Bienvenue chez Grand-Langue!

Je pends la crémaillère. Y’a pas de quoi s’exciter, je ne fais qu’écrire un billet dans mon bureau habituel, sur mon ordinateur habituel en sirotant mon café dans ma tasse habituelle. Puisque c’est mon premier billet sous ce nom d’emprunt, je souligne le fait.

J’ai emprunté un autre nom. À ce jour, j’ignore à qui je l’ai emprunté, mais je l’ai emprunté. J’ai virtuellement modifié mon identité qui était déjà virtuelle, j’en suis confus. Je n’irais pas jusqu’à dire que je comprends les délateurs, les réfugiés politiques, ceux qui fuient une vie antérieure… mais il y a un p’tit quelque chose qui ressemble à ça. S’inventer une nouvelle image et croire que cette image a toujours été sienne n’est pas aisé, surtout pour moi qui m’habituais à mon personnage précédent! Néanmoins, l’expérience est intéressante, on disparait derrière la virtualité! C’est un jeu qui devient réalité, une double vie. Dans les prochains mois, je devrai y penser deux fois avant de signer un commentaire ou un billet avec mon nouveau pseudonyme. D’un autre côté, à part mon sobriquet et un fond d’écran différent, rien ne changera, le naturel revient toujours. Je suis déformé et l'on ne peut me reformer, ni me réformer. Je suis sur le WEB depuis plusieurs années, j’y reste, j’écrirai comme naguère (sic).

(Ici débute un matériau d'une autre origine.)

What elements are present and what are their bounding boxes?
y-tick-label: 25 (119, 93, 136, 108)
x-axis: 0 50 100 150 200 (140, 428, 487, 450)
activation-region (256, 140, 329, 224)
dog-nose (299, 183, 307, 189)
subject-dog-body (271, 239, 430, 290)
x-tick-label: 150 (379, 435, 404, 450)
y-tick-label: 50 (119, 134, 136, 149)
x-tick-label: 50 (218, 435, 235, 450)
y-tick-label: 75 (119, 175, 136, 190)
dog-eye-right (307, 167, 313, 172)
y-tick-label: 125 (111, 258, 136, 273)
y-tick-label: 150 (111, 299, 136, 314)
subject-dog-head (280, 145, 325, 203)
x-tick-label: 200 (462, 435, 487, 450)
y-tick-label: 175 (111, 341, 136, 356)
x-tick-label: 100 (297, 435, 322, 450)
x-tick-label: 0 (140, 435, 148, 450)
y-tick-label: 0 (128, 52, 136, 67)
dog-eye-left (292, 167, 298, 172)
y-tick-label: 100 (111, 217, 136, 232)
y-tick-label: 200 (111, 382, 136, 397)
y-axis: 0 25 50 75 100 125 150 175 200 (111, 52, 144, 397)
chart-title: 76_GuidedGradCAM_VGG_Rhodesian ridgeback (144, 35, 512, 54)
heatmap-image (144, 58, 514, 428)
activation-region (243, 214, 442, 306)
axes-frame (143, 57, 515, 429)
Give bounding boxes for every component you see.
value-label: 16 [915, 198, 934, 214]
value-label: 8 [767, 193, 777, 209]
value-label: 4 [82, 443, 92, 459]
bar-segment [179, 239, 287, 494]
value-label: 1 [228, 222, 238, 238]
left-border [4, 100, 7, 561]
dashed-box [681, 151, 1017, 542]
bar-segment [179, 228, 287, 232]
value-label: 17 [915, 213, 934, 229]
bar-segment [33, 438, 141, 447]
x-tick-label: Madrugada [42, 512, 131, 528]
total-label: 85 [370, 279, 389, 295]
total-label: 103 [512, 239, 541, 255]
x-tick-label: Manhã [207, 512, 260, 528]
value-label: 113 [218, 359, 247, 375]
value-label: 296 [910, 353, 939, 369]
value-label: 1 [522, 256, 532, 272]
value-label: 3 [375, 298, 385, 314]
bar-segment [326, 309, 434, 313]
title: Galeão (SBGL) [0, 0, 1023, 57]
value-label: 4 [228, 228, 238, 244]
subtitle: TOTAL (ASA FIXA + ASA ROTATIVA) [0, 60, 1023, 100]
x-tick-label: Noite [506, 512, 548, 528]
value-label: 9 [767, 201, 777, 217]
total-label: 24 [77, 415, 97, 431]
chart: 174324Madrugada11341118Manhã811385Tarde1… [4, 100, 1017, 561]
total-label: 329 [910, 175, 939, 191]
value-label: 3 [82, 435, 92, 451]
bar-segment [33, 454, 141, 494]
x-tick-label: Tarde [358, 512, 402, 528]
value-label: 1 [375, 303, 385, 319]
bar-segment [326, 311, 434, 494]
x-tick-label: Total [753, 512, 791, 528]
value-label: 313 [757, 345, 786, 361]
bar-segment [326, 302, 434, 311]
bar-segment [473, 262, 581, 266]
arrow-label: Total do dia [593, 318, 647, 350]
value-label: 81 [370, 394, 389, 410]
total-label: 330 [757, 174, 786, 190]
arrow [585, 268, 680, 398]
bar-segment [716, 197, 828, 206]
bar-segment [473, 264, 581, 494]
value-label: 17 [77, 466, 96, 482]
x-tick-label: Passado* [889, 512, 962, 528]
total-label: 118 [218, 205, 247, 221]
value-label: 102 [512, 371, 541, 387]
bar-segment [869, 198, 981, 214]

Pourquoi Grand-Langue? Parce que j’écris beaucoup de choses, souvent sans réfléchir, peut-être aussi parce qu'une langue fourchue et pendue peut lacérer. Dans une certaine mesure, l’anonymat permet cela. Je dois  quand même faire gaffe, ne pas mentir, ne pas tromper les gens de façon consciente, ne pas faire de tort sans raison. Ça serait me trahir moi-même. Cela étant dit, nous devons aussi exprimer nos pensées d’une façon ou d’une autre, on ne peut pas tout censurer, tout calculer et ne pas blesser. Les blogues permettent cela.
Pourquoi j'affirme qu’un secret est mieux gardé en groupe? Une pensée, une analyse, un secret, ça ne prend un sens que si on les communique aux autres, à un groupe restreint. Quant à moi, modestement, je me limite aux humains. Un secret resté caché, c’est une non-existence. Un secret non dévoilé n’a pas de vie et si pour une raison ou une autre, on découvre un secret, il n’est plus. Les secrets n’existent donc qu’à la condition que l’on puisse les garder ensemble.

Je n’ai pas tout déballé. Il reste quelques boites. J’aimerais de temps à autre, renouveler la photo de l’entête en la remplaçant par d’autres clichés illustrant mon patelin, des endroits auxquels je m’identifie et que j’aurai photographiés moi-même. Je voudrais écrire des billets plus courts, abréger. Les gens n’aiment pas lire trop de mots sur une page électronique. J’inscris donc un point temporaire, puisqu’il n’a rien de final.